Deep dive in to lung cancer diagnosis

maxim.pechyonkin · October 24, 2017, 4:22am

I am writing to all who have data from Kaggle Data Science Bowl 2017. Can I ask you to join seeding on the official Kaggle torrent files if you still have got the data?

I would very much like to practice and learn by going through the top places solutions and looking at data but there are no seeders currently. I am based in China and direct download is just impossible with Chinese government’s censorship. It would be great if you could join in. Thanks!

DavideBoschetto · October 24, 2017, 6:48am

Just commenting to say I’m interested in eventually giving some help in the future! Bioengineer with a PhD in image analysis now working in deep learning, so this data is kind of the perfect match! I’ll send this to my academic connections, you never know!

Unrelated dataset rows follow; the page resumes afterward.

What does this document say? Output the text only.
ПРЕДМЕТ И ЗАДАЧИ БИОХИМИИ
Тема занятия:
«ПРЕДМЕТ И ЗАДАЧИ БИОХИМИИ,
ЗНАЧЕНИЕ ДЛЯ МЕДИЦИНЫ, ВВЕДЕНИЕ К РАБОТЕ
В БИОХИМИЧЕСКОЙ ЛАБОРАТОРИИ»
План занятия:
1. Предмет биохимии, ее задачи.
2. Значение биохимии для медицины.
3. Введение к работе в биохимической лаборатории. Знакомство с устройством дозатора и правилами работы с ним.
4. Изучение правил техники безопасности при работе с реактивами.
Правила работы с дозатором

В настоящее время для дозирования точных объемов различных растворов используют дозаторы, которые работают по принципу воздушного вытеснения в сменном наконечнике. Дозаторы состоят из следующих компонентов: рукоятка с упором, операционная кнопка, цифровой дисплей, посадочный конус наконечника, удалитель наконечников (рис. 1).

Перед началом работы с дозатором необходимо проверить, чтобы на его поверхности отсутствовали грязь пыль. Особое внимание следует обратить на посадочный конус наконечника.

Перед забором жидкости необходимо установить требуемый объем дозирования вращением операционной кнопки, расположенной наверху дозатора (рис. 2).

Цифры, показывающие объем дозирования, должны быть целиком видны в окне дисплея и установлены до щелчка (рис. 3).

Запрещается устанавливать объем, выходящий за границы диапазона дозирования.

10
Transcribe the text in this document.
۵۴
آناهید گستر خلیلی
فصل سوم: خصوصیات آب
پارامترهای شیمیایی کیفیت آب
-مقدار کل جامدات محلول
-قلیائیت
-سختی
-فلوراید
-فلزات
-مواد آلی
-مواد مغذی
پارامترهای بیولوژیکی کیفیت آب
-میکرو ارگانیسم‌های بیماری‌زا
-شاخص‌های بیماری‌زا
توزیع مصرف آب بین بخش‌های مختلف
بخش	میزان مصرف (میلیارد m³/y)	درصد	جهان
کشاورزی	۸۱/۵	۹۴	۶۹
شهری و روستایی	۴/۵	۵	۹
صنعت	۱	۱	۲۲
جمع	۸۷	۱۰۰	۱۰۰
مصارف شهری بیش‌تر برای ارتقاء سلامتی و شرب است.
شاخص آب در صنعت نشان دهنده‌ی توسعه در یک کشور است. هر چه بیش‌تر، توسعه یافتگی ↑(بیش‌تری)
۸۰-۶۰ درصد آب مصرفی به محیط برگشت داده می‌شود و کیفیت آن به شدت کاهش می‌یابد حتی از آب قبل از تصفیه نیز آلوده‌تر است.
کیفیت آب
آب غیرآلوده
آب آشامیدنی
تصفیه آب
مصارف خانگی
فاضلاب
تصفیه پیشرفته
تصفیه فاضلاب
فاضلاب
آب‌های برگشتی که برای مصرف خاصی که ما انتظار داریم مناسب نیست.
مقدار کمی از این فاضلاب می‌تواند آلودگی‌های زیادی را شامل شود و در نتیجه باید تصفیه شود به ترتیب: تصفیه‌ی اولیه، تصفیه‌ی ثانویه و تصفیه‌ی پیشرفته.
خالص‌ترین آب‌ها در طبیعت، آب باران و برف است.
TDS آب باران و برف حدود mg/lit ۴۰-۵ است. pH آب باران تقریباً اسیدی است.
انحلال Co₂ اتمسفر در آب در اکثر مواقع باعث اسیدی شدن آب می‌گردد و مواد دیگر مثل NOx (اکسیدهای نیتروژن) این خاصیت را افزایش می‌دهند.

codeck · October 24, 2017, 6:56am

@jeremy ill join once im done with Part 1 v2 if thats alright

diskandar · October 24, 2017, 9:40am

i am interested in this, thank you!

tentotheminus9 · October 24, 2017, 12:49pm

Hi all. The challenge of nodule detection seems to be a step beyond a ‘cats vs dogs’ type situaiton, where you might only be trying to tell the difference between healthy and unhealthy (any condition) CT scans. In that case, I’m guessing you need some sort of 3D CNN, as I believe CT scans are examined by radiologists taking into account the z-axis. I.e. they don’t take each slice at a time (like you might do with 2D radiographs), but instead scroll through and look for object behaviour in all 3 dimensions. Does that sound about right? Thanks.

alexandrecc · October 24, 2017, 1:56pm

I am still potentially interested to collaborate with you @jeremy even if I currently have some others active projects. Everything started here last year for me.

divyansh · October 24, 2017, 3:46pm

The project sounds interesting. I also want to be a part of it

jamesrequa · November 5, 2017, 5:07am

I just started part 1 v2 but would definitely be very interested in participating in this project!

ar_ai · November 5, 2017, 5:22am

I am also interested in joining the project when it kicks off. Meanwhile, I will prepare myself by going through the preprocessing jupyter notebook.

jeremy · November 19, 2017, 3:00am

If anyone gets through the preprocessing and starts training some models on the data science bowl competition data, please do let us know! That’s the starting point we need to get to before we can start making progress on this.

KevinB · November 19, 2017, 4:00am

Do you have a link to the data science bowl competition? I am interested in looking into this at least and contributing if possible.

ar_ai · November 19, 2017, 4:05am

I am currently using Brad Kenstler’s notebook
http://nbviewer.jupyter.org/github/bckenstler/dsb17-walkthrough/blob/master/Part%201.%20DSB17%20Preprocessing.ipynb for preprocessing the images.

shushi2000 · November 20, 2017, 11:52pm

I am using this kernel to pre-processing the files and it works fine (with a little change as suggested in the comments). But I am not sure if I should get the segment_lung_mask for each image or not. I think the answer is No (because as long as I have the processed images in Numpy array format, I can start running CNN on them). Just want to confirm before moving on…

rikiya · November 21, 2017, 7:38am

I’m on part 1 v2 now, and would definitely be very much interested in this project, because I’m also a diagnostic radiologist and this particular competition was exactly what realized me the importance of learning DL more practically

shushi2000 · November 21, 2017, 7:21pm

Hi @jeremy, would you please clarify the purpose of this project again? I am very interested, but kinda feel I’m not sure what we want to achieve here.

If the purpose of this project is to use the large dataset you have to train a model and get good performance, then we can just replicate the winner’s model, is that correct? Or you are trying to develop better models with better structures here?

davecg · November 22, 2017, 1:11am

If you can’t beat’em, join’em. (I’m one too. )

jeremy · November 22, 2017, 1:15am

I’d like to improve on the winner’s model, particularly by using more data. But I think replicating their model is a necessary first step, and also really understanding it.

rikiya · November 22, 2017, 5:11am

Sounds interesting
Whom do you mention by “them”, “grt123” by any chance?

nicole.bussola · November 22, 2017, 3:57pm

please count me in!

suryatk · November 22, 2017, 10:01pm

@jeremy, @alexandrecc : I am definitely interested! any resources to better understand the domain, task and the technical terms?